Center for Computational Molecular Biology, Brown University, Providence, RI, USA.
The Warren Alpert Medical School, Brown University, Providence, RI, USA.
Histopathology. 2024 Jul;85(1):116-132. doi: 10.1111/his.15180. Epub 2024 Mar 31.
Deep learning holds immense potential for histopathology, automating tasks that are simple for expert pathologists and revealing novel biology for tasks that were previously considered difficult or impossible to solve by eye alone. However, the extent to which the visual strategies learned by deep learning models in histopathological analysis are trustworthy or not has yet to be systematically analysed. Here, we systematically evaluate deep neural networks (DNNs) trained for histopathological analysis in order to understand if their learned strategies are trustworthy or deceptive.
We trained a variety of DNNs on a novel data set of 221 whole-slide images (WSIs) from lung adenocarcinoma patients, and evaluated their effectiveness at (1) molecular profiling of KRAS versus EGFR mutations, (2) determining the primary tissue of a tumour and (3) tumour detection.

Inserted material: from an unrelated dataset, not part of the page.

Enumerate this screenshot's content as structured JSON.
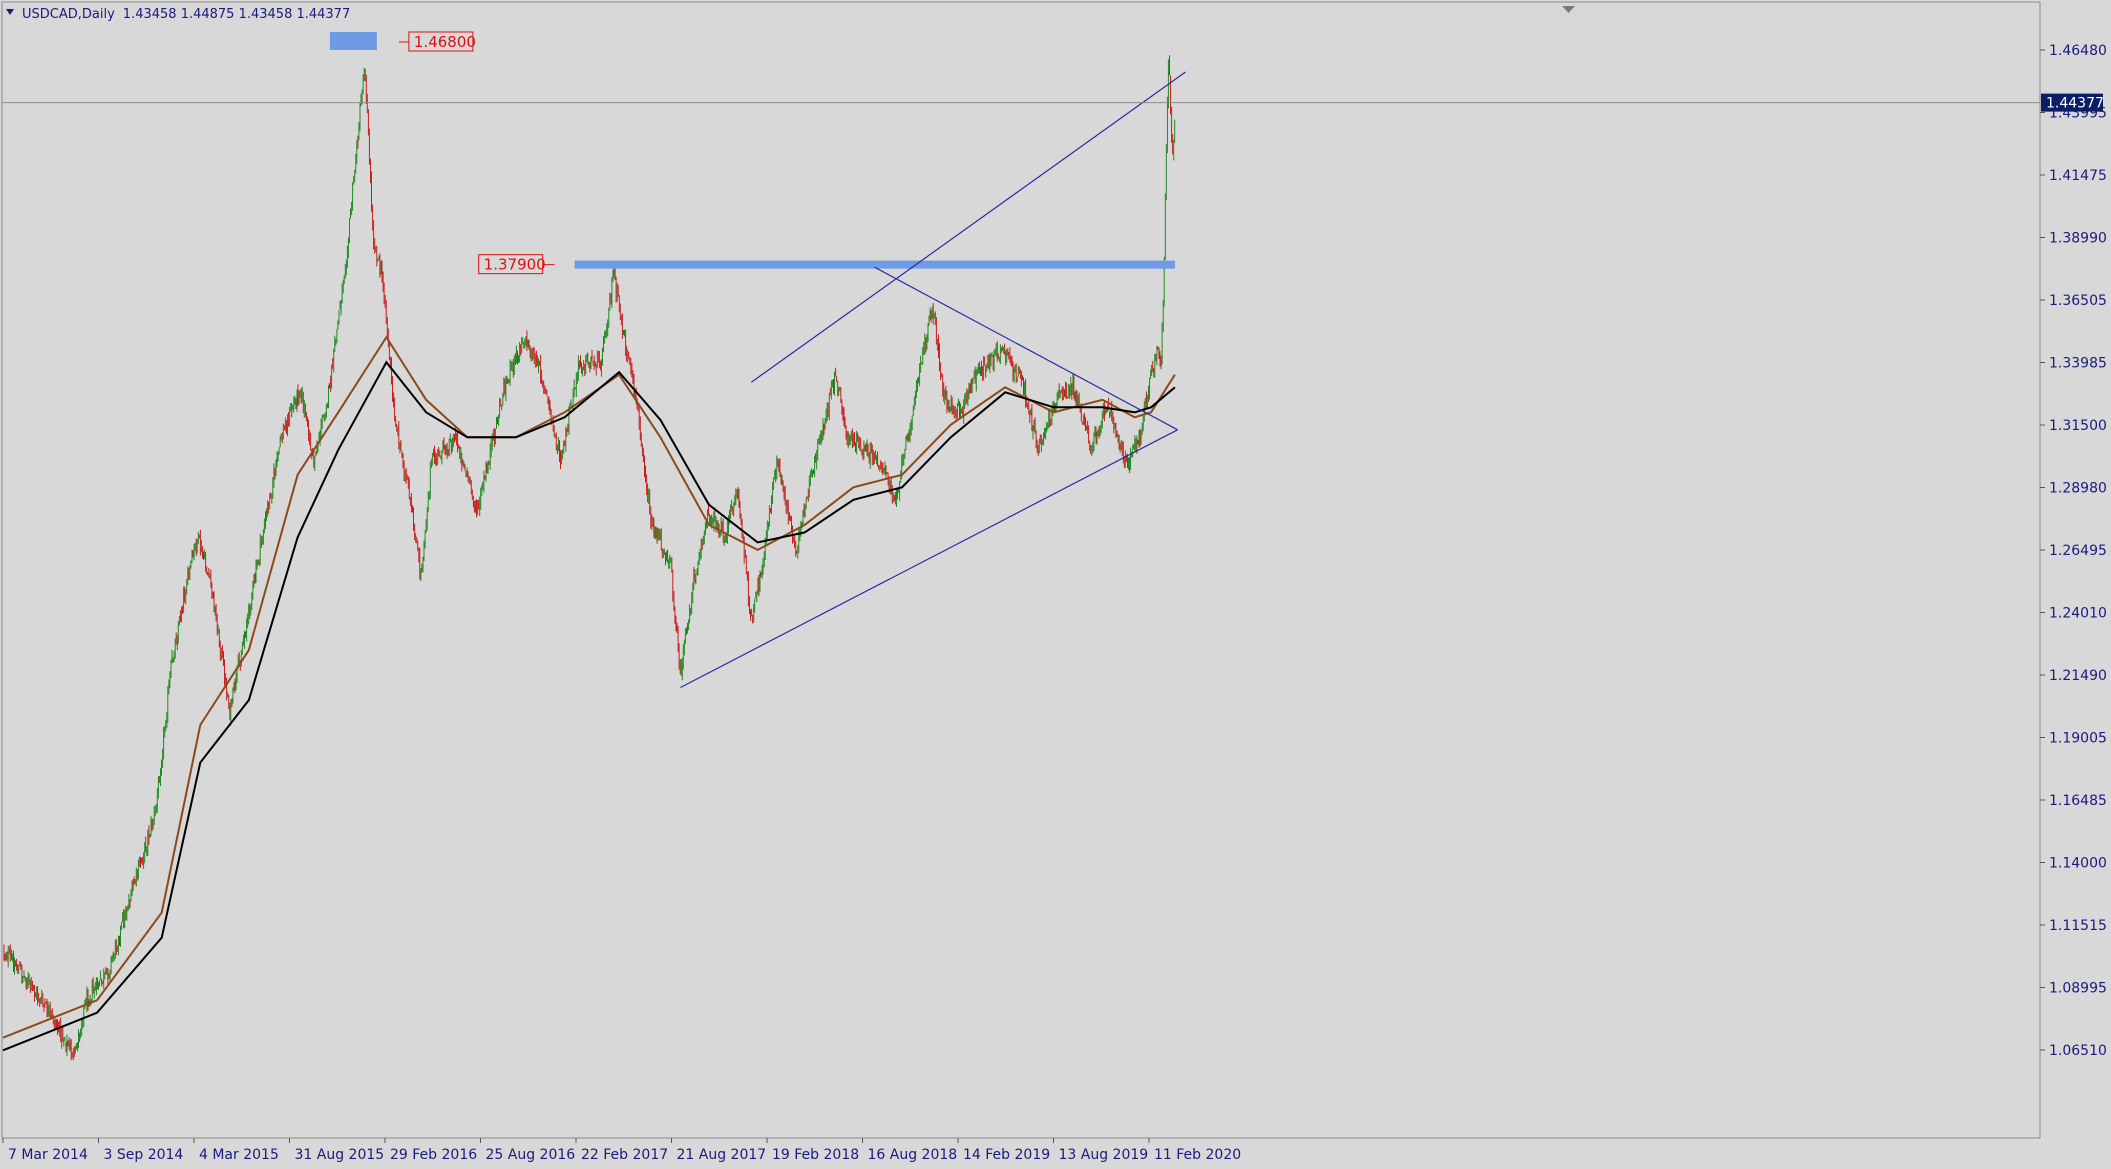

While DNNs achieved above-chance performance on molecular profiling, they did so by exploiting correlations between histological subtypes and mutations, and failed to generalise to a challenging test set obtained through laser capture microdissection (LCM). In contrast, DNNs learned robust and trustworthy strategies for determining the primary tissue of a tumour as well as detecting and localising tumours in tissue.
Our work demonstrates that DNNs hold immense promise for aiding pathologists in analysing tissue. However, they are also capable of achieving seemingly strong performance by learning deceptive strategies that leverage spurious correlations, and are ultimately unsuitable for research or clinical work. The framework we propose for model evaluation and interpretation is an important step towards developing reliable automated systems for histopathological analysis.
深度学习在病理组织学中具有巨大的潜力,可以自动化专家病理学家认为简单的任务,并揭示以前仅凭肉眼认为困难或不可能解决的任务的新生物学。然而,深度学习模型在病理组织学分析中学习的视觉策略的可信度程度尚未得到系统分析。在这里,我们系统地评估了用于病理组织学分析的深度神经网络(DNN),以了解它们的学习策略是否可信或具有欺骗性。
我们在一个新的肺腺癌患者的全幻灯片图像(WSI)数据集上训练了各种 DNN,并评估了它们在以下方面的有效性:(1)KRAS 与 EGFR 突变的分子分析,(2)确定肿瘤的原发组织,以及(3)肿瘤检测。虽然 DNN 在分子分析方面取得了高于平均水平的表现,但它们是通过利用组织学亚型和突变之间的相关性来实现的,并且无法推广到通过激光捕获微切割(LCM)获得的具有挑战性的测试集。相比之下,DNN 学习了用于确定肿瘤原发组织以及在组织中检测和定位肿瘤的强大而可信的策略。
我们的工作表明,DNN 在辅助病理学家分析组织方面具有巨大的潜力。然而,它们也能够通过学习利用虚假相关性的欺骗性策略来实现看似强大的性能,最终不适合研究或临床工作。我们提出的模型评估和解释框架是开发用于病理组织学分析的可靠自动化系统的重要一步。